1) I wonder if Blizzard has some type of a review committee that audits the appropriateness of its game contents. If there is one, I'd like to have been there when they were going through the Love Fool title.
Put on some perfume. Go around to all the big burly city guards and massage their hairy ball sacks until they give you candy. Continue man-whoring your way and complete a Russel Stover gift box set.
"Oh-kay, next on the agenda, we have...let's see... oh, the Love Fool title."
"Yes chairman. The achievement was added to the patch to introduce a whole new meaning of Achievement Whore."
I understand that male belfs reminds you of Deuce Bigalow. I really do. Still, I am a Paladin. That means I am the Bringer of Light and Defender of Anna Kournikova's Virginity. Show some respect.

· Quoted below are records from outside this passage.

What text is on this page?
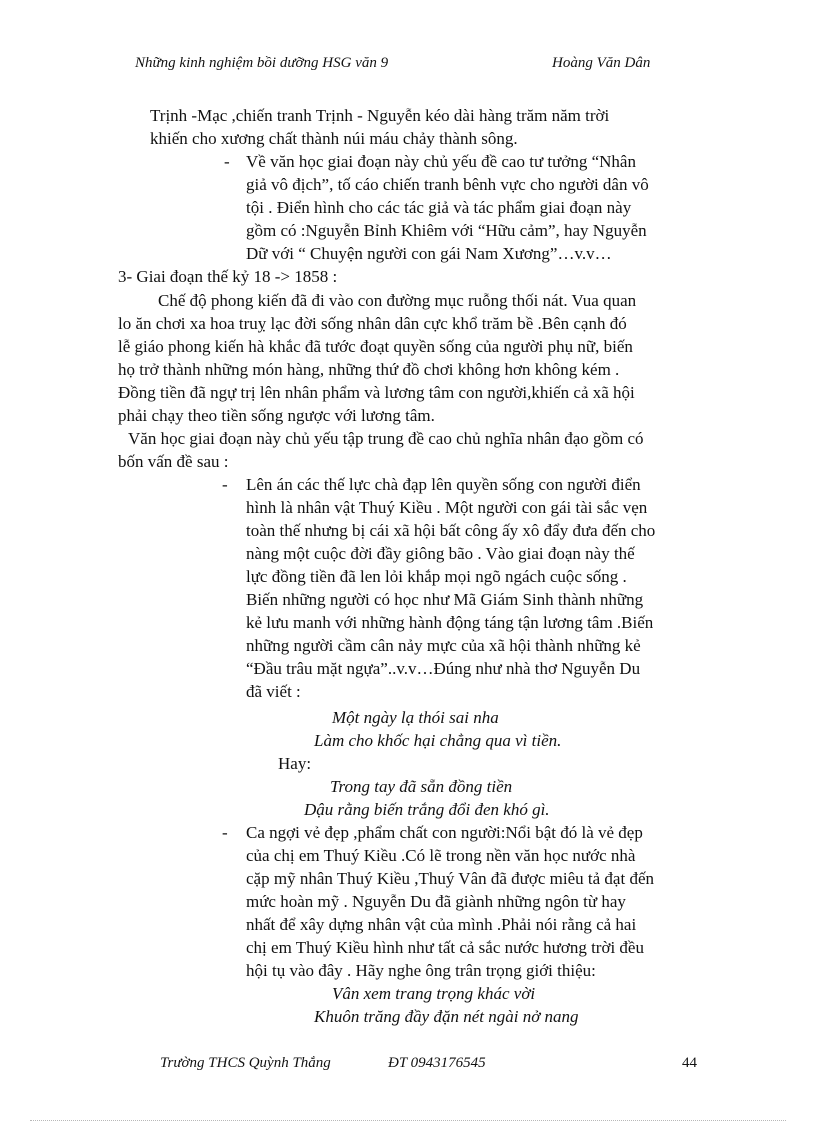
Những kinh nghiệm bồi dưỡng HSG văn 9	Hoàng Văn Dân
Trịnh -Mạc ,chiến tranh Trịnh - Nguyễn kéo dài hàng trăm năm trời
khiến cho xương chất thành núi máu chảy thành sông.
- Về văn học giai đoạn này chủ yếu đề cao tư tưởng “Nhân
giả vô địch”, tố cáo chiến tranh bênh vực cho người dân vô
tội . Điển hình cho các tác giả và tác phẩm giai đoạn này
gồm có :Nguyễn Bỉnh Khiêm với “Hữu cảm”, hay Nguyễn
Dữ với “ Chuyện người con gái Nam Xương”…v.v…
3- Giai đoạn thế kỷ 18 -> 1858 :
Chế độ phong kiến đã đi vào con đường mục ruỗng thối nát. Vua quan
lo ăn chơi xa hoa truỵ lạc đời sống nhân dân cực khổ trăm bề .Bên cạnh đó
lễ giáo phong kiến hà khắc đã tước đoạt quyền sống của người phụ nữ, biến
họ trở thành những món hàng, những thứ đồ chơi không hơn không kém .
Đồng tiền đã ngự trị lên nhân phẩm và lương tâm con người,khiến cả xã hội
phải chạy theo tiền sống ngược với lương tâm.
Văn học giai đoạn này chủ yếu tập trung đề cao chủ nghĩa nhân đạo gồm có
bốn vấn đề sau :
- Lên án các thế lực chà đạp lên quyền sống con người điển
hình là nhân vật Thuý Kiều . Một người con gái tài sắc vẹn
toàn thế nhưng bị cái xã hội bất công ấy xô đẩy đưa đến cho
nàng một cuộc đời đầy giông bão . Vào giai đoạn này thế
lực đồng tiền đã len lỏi khắp mọi ngõ ngách cuộc sống .
Biến những người có học như Mã Giám Sinh thành những
kẻ lưu manh với những hành động táng tận lương tâm .Biến
những người cầm cân nảy mực của xã hội thành những kẻ
“Đầu trâu mặt ngựa”..v.v…Đúng như nhà thơ Nguyễn Du
đã viết :
Một ngày lạ thói sai nha
Làm cho khốc hại chẳng qua vì tiền.
Hay:
Trong tay đã sẵn đồng tiền
Dậu rằng biến trắng đổi đen khó gì.
- Ca ngợi vẻ đẹp ,phẩm chất con người:Nổi bật đó là vẻ đẹp
của chị em Thuý Kiều .Có lẽ trong nền văn học nước nhà
cặp mỹ nhân Thuý Kiều ,Thuý Vân đã được miêu tả đạt đến
mức hoàn mỹ . Nguyễn Du đã giành những ngôn từ hay
nhất để xây dựng nhân vật của mình .Phải nói rằng cả hai
chị em Thuý Kiều hình như tất cả sắc nước hương trời đều
hội tụ vào đây . Hãy nghe ông trân trọng giới thiệu:
Vân xem trang trọng khác vời
Khuôn trăng đầy đặn nét ngài nở nang
Trường THCS Quỳnh Thắng	ĐT 0943176545	44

If you're having trouble coming up with quests more fitting to a Paladin's job description, just ask me.
Go beat the living piss out of a huge-ass dragon. Save Adriana Lima, the flimsy goddess of silk panties and all things good and pure.
You will receive $500 gift certificate to Lotus. You will also be granted inalienable rights to inappropriately fondle boobies of any Ford models that walk into the domain of your champagne room.
There, something like that.
2) Which one of you blizzard geniuses thought of a vanity toy train that can call upon a choo-choo zoo monkey fest from hell on demand? I hate that toy train so much. Every time I hear that thing go off, I wanna beat a kitten to death with a puppy.
They never drop it when I'm standing alone in a wide-open space. Oh no, it'd be too easy for me to run away. They only drop it when 25 cows, orcs, trolls, and male belfs are all standing on a compact platform like the sewage pipe leading to Gluth's chamber. No where to run suckas!
3) As you can see, I have the lowest standards when it comes to proper grammar and word usage. I'm a big fan of eloquent leet-speak acronyms like lawl and ffs. However, IMO drives me nuts.
I know a guy that adds IMO to every sentence he writes in chat (e.g., Hi, IMO). I tried to empathize with the guy, but I really can't see the value-adding proposition of IMO.
Why does he have to say "This cheeseburger is delicious, IMO"?
If you wanna make a statement of opinion, just say "I think this cheeseburger is delicious." Better yet, just state the point: "This cheeseburger is delicious." I can tell from the context that it's your opinion-- you're the one stuffing your face with that cheeseburger.
Does emphasis on his opinion add validity to the statement since he is a certified grass-fed beef authority? Why does the statement have to be vetted in the first place? Is he afraid that I might cut him off mid-sentence, bang my fist on the table, and challenge his opinion? /slam "Objection! That is preposterous!"
Sometimes, when he really wants to drive it home, he'll add IMHO. You know, to distinguish his humble opinion from other people's self-delusional opinions.